Thursday 19 April 2018

THE COST OF BREXIT

Global Future (HERE) have published a paper asking if the price of Brexit is too high. Cleverly, they have used the government's own figures from the official impact assessment leaked to Buzzfeed in January this year. This famously didn't assess the impact of the government's own preferred solution (amazing in itself!) but GF have interpolated the figures based on Theresa May's Mansion House Speech on 2nd March where she allowed us a glimpse of what this mysterious scenario is.


Based on the figures it is possible to see that "every possible scenario – including a 'bespoke deal' – will leave Britain poorer and cost taxpayers hundreds of millions of pounds per week".
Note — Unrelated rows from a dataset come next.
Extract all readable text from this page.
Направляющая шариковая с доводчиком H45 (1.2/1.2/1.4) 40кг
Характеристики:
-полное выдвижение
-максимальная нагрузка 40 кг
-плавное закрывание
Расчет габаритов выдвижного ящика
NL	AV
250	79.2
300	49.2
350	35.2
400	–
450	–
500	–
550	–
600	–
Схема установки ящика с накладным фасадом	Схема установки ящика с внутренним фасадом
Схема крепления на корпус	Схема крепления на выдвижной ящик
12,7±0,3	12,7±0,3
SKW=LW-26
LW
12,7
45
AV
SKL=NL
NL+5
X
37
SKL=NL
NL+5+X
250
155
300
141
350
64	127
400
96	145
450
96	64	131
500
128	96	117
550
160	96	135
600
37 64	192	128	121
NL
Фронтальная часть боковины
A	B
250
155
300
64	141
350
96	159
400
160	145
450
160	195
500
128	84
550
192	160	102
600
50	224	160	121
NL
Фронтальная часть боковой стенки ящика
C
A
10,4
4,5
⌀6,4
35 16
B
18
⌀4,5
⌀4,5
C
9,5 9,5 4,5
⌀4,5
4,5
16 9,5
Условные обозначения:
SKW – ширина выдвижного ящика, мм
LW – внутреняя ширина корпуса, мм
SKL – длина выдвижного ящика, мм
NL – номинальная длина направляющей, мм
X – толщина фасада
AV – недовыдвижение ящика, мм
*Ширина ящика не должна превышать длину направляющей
The table on page 5 sets out the totals as (a) Extra annual borrowing by 2033  (b) the cost per week at 2018 prices:
  • EEA Option £17 billion extra borrowing, £262 million per week
  • FTA Option £57 billion extra borrowing, £877 million per week
  • WTO Option £81 billion extra borrowing, £1250 million per week
  • Bespoke Option £40 billion extra borrowing, £615 million per week
Bear in mind the EU are unlikely to acceded to all our "bespoke" demands and so the final figure will probably be between £615 and £877 million per week in extra borrowing (or higher taxation).

Armed with what they say is a "menu with prices" they then used Populus and a sample of 2068 people to see what they thought about the Brexit options. 

In particular we asked whether they thought the overall cost of each deal represented ‘too high a price’ to leave the EU. In addition, we asked Leave voters whether each deal represented a deal that was as good or better than they had hoped for when casting their vote, or worse. In both cases the results were emphatic:

Leavers and the public at large reject every Brexit deal modelled by government, and ministers’ own preferred scenario (EEA, FTA, WTO, a bespoke deal), as Too High a Price to leave the EU by enormous majorities.[the EEA option by 83%, FTA and WTO by 87% and even the bespoke deal by 77%]

• The vast majority of Leavers regard each deal as worse than they had hoped when voting to Leave the EU.

• Finally, we asked voters, if forced to choose which deal they would like to leave the EU both Leavers (narrowly), and the public at large (by a significant distance), chose the EEA model (the so-called Norway option) as their preferred deal of those on the table.

So, one can conclude people are far more rational than Brexiteers give them credit for. Brexit was only attractive when the prices were hidden, now the true figures are coming out it's clear that enthusiasm for the extreme options is waning and even the bespoke deal doesn't seem to have anything like majority support.

And while the government is pursuing a hard Brexit by leaving the single market and customs union, people are actually far more pragmatic and prefer the EEA option over any of the others. It seems to me Brexiteers have much the harder job in trying to convince people that going over a cliff edge won't hurt. All we have to do is keep sending out the same message - it will.